Jonathan Govette posting on HealthWorks Collective speaks to the Sunshine Acts and its August 1, 2013 start of data collection. The title kind of says it all about his position and attitude. And the site is sponsored by Siemens a medical device manufacturer.
So basically every doctor in the country will now have to report his private financial information to the world. Seems like this is a complete waste of time and will cause more harm than good.
I would agree about flashing personal income all over the web. But these are payments that have been well documented and associated with prescribing and often not associated with evidence based medicine or the best Rx for that patient. Patients and colleagues should know what the financial association with pharma or device manufactures are. That’s why they call it transparency.

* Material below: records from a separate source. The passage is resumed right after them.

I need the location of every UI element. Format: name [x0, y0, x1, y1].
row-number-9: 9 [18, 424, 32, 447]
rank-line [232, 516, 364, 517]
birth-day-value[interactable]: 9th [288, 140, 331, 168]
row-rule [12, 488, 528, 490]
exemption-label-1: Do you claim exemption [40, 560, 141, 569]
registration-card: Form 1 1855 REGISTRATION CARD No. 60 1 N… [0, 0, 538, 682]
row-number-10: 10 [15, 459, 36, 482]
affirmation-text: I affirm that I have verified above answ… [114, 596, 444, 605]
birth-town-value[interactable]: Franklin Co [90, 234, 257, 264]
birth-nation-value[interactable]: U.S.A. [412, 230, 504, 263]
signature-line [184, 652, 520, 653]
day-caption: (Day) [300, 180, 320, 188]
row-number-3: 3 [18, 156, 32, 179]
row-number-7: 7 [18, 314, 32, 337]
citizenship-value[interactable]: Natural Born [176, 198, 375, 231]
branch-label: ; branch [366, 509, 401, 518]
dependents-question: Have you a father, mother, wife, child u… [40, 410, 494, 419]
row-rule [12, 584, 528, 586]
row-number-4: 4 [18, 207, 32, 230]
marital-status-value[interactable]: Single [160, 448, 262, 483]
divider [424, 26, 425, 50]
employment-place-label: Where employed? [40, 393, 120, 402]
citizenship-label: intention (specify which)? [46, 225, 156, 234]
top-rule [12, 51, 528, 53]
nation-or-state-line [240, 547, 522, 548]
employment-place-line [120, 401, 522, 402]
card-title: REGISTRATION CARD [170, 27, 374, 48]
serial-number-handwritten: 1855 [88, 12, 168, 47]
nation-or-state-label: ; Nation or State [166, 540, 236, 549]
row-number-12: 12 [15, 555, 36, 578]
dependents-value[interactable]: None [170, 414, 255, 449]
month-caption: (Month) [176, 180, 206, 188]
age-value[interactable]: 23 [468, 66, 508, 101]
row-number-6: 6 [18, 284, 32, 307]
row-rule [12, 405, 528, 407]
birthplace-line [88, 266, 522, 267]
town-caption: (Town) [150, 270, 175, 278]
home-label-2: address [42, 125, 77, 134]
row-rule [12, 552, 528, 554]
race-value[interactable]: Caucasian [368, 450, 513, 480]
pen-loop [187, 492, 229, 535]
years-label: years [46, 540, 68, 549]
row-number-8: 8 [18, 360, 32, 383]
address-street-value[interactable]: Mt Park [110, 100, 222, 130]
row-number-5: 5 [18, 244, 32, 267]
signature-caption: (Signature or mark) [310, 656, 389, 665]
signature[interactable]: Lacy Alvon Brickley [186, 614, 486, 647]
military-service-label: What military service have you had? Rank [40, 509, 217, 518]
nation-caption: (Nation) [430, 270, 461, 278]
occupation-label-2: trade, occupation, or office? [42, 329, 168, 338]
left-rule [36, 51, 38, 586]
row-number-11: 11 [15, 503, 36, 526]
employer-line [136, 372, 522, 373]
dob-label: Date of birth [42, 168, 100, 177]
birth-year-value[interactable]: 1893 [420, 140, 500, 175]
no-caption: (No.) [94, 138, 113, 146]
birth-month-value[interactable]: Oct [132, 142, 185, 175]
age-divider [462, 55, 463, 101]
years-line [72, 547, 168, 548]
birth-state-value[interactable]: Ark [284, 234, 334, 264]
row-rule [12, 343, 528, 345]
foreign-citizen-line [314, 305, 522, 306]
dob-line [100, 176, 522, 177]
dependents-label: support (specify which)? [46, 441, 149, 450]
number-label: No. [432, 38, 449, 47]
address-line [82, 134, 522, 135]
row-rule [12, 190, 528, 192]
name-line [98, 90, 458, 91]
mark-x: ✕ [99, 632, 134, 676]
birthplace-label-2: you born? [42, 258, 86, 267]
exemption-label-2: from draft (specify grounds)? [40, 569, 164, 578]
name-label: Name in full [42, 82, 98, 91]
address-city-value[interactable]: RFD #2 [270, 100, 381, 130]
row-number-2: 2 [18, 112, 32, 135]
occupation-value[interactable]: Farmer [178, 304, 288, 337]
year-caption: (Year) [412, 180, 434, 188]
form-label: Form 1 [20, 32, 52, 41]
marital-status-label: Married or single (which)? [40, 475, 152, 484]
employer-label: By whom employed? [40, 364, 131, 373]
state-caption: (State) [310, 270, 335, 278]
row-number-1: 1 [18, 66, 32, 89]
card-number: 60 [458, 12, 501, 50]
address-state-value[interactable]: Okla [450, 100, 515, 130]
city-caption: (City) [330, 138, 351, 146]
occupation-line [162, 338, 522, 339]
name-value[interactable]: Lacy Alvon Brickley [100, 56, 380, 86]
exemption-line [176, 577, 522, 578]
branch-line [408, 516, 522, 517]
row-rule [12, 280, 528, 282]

Professor Meredith Rosenthal Ph.D. and Michelle Mello, J.D., Ph.D writing in the NEJM have a much better and more salient review of the Sunshine Act and its benefits vs. the problems. They capture two key point here:
Disclosure rules aim to influence the behavior of both the subjects of reporting and those making decisions about whether to do business with them. Thus, one mechanism through which the Sunshine Act could reduce health care costs is that patients, having learned of a physician’s involvement with industry, might alter their view of the physician’s trustworthiness. They might be less inclined to accept treatment recommendations from these physicians or even to receive care from them. Given the evidence that greater physician financial involvement with manufacturers is associated with higher utilization of expensive, brand-name products, such dynamics could reduce costs.
Experience gives reason for skepticism about the potential force of patients’ response to disclosures, however. Decades of public reporting of provider quality information have underscored the difficulty of engaging consumers in seeking even the most salient information about their providers, such as a cardiothoracic surgeon’s predicted mortality rate, from a passive report.3Consumers are typically unaware of these data and, even when they know about them, tend to choose their providers on the basis of other factors. The payment data are also complex, and even with the educational information CMS plans to provide, patients may have difficulty evaluating the undesirable and beneficial aspects of various types of payments.
Read both articles and see which one rings as a true well balanced examination of the Sunshine Act and which one is grinding a whinny ax?
Thanks to Doc Searls for this link. I would love to be an aspiring director but I am more of a film freak so I wanted to see what was on his list. I’ve seen 62 of the 87 and need to revisit most of them (memory sucks) besides what I haven’t seen. Guess me and Netflix will be busy this year.
David Shaywitz writing on Forbes.com writing about capturing health data from phones, devices, and apps. I think for some of us he captures what and why for these devices
In other words, my gadgets don’t provide essential information I couldn’t get elsewhere, but they motivate me to pursue and sustain activities I might otherwise avoid – like regularly checking my blood pressure, or finding time for a run. They facilitate data sharing, whether with my doctor, as I’ve described, or with friends and family who can offer encouragement and motivation
I agree because on my bike I have a HR monitor and a computer to capture speed, cadence, max and average speed. I just love the data and comparing one ride to another. I no longer make a spread sheet with it. Maybe I will start again. But the bigger question is who are the others that capture data? What do they do with it? Do they share it with their physician? To what end?
We need to know more about the new world of consumer data.
For the fee of $999, more than double what it costs for services in their office, the husband-and-wife dental team of Dr. Jeffrey Rappaport and Dr. Michelle Katz will perform professional teeth whitening in the comfort of a client’s living room.